The operation, conducted in New Delhi following three months of intelligence gathering, resulted in the seizure of 2,338 LSD blotters, 160 MDMA (Ecstasy) pills (~77.5g), 73.6 grams of charas (cannabis resin), 3.6 grams of amphetamine, and 3.6 kilograms of liquid MDMA. The drugs were recovered from 13 domestically intercepted parcels and two international consignments originating from the Netherlands.


The Operators
The network was run by Anurag Thakur and his associate Vikas Rathi, both repeat offenders previously arrested under India's Narcotic Drugs and Psychotropic Substances (NDPS) Act. Rathi had served time in Tihar Jail for a charas trafficking case filed by the Delhi Police Special Cell, while Thakur was imprisoned for methamphetamine trafficking by the Delhi Police Crime Branch. The two met while incarcerated at Tihar and later built the Team Kalki operation together after their release.
Darknet Operations & OPSEC
Team Kalki initially established itself on the dark web forum Dread, where it maintained a four-star vendor rating, indicating a high volume of successful transactions. The operation later expanded to the encrypted messaging platform Session for order fulfillment and customer communication.
The network sourced LSD and MDMA from international darknet vendors based in the Netherlands, Poland, and Germany. Orders from buyers across India were received via Dread and Session, with fulfillment handled by packaging and dispatching parcels through India Post's Speed Post service and various private courier companies.

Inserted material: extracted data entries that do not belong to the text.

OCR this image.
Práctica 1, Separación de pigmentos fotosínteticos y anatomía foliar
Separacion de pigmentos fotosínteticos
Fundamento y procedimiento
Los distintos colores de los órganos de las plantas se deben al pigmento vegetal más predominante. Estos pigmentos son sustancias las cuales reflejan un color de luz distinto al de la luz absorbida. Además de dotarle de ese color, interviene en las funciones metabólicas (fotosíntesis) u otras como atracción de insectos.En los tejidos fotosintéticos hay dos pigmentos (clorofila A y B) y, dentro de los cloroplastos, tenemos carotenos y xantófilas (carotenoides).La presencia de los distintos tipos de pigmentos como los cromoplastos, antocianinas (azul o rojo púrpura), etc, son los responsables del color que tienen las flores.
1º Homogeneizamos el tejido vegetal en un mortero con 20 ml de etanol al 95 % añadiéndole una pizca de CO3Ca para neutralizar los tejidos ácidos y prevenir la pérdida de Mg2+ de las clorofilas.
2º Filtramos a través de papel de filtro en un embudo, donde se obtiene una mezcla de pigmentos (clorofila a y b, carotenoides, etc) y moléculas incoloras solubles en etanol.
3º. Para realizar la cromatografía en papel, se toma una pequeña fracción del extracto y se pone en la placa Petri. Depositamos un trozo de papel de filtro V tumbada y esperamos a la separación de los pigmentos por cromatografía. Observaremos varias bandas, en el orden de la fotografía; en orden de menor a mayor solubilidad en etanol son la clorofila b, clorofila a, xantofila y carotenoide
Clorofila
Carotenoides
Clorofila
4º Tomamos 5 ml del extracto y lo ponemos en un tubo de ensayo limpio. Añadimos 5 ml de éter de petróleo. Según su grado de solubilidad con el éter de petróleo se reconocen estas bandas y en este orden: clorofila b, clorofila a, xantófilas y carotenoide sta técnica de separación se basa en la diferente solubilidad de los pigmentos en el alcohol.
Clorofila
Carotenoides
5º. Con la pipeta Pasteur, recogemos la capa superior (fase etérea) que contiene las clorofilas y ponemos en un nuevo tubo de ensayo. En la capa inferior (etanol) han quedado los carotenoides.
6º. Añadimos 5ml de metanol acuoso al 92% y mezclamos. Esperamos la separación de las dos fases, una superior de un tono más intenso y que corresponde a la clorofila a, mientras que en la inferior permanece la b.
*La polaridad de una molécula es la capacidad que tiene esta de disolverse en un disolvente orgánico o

Notably, a different courier office or booking account was used for each individual shipment as an anti-detection measure.
In certain areas of Delhi, the network employed a "dead drop" delivery method, placing drug parcels at pre-determined locations rather than handing them directly to buyers. Customers were then notified of the pickup location. This technique was reserved for repeat customers with a history of multiple prior orders.

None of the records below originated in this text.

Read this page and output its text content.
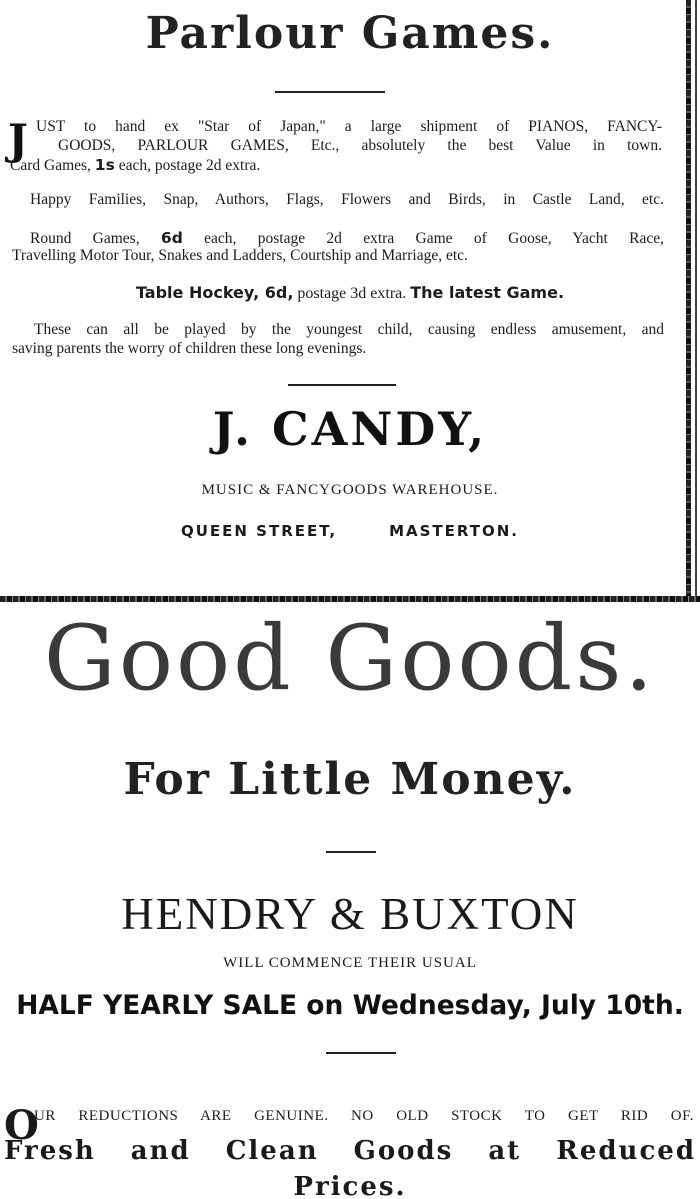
Parlour Games.
J UST to hand ex "Star of Japan," a large shipment of PIANOS, FANCY-
GOODS, PARLOUR GAMES, Etc., absolutely the best Value in town.
Card Games, 1s each, postage 2d extra.
Happy Families, Snap, Authors, Flags, Flowers and Birds, in Castle Land, etc.
Round Games, 6d each, postage 2d extra Game of Goose, Yacht Race,
Travelling Motor Tour, Snakes and Ladders, Courtship and Marriage, etc.
Table Hockey, 6d, postage 3d extra. The latest Game.
These can all be played by the youngest child, causing endless amusement, and
saving parents the worry of children these long evenings.
J. CANDY,
MUSIC & FANCYGOODS WAREHOUSE.
QUEEN STREET,	MASTERTON.
Good Goods.
For Little Money.
HENDRY & BUXTON
WILL COMMENCE THEIR USUAL
HALF YEARLY SALE on Wednesday, July 10th.
O
UR REDUCTIONS ARE GENUINE. NO OLD STOCK TO GET RID OF.
Fresh and Clean Goods at Reduced
Prices.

The NCB suspects the network dispatched more than 1,000 parcels across India since January 2025. Some consignments were intercepted by law enforcement before delivery in Delhi, Tamil Nadu, Telangana, Kerala, and Karnataka.
Cryptocurrency Laundering
Payments were accepted exclusively in cryptocurrency, primarily Monero (XMR) and USDT (Tether), using unhosted wallets. For USDT transactions, temporary wallets were dynamically created for each payment, with funds immediately funneled through multiple layers of intermediary wallets to beneficiary wallets in an attempt to obscure the transaction trail.
Proceeds were routed through intermediary wallets with conversion fees of up to 10%, then converted to USDT and stored in cold wallets. In some cases, mule wallets with KYC-compliant accounts were used to funnel cryptocurrency proceeds into the formal banking system, a classic integration technique for laundering digital currency.
Multiple electronic devices and a cryptocurrency wallet linked to the operation were recovered during the arrests.
Broader Context
This operation is part of the NCB's sustained crackdown on darknet-enabled drug trafficking in India. Previous operations include Operation Ketamelon (2025), which dismantled India's only Level-4 darknet vendor "Ketamelon" operating out of Kerala, and Operation Zambada (2023), which targeted international darknet market supply chains.
The NCB says its investigation is ongoing, with efforts focused on identifying additional associates, tracing financial transactions, and uncovering the international supply chain connected to Team Kalki.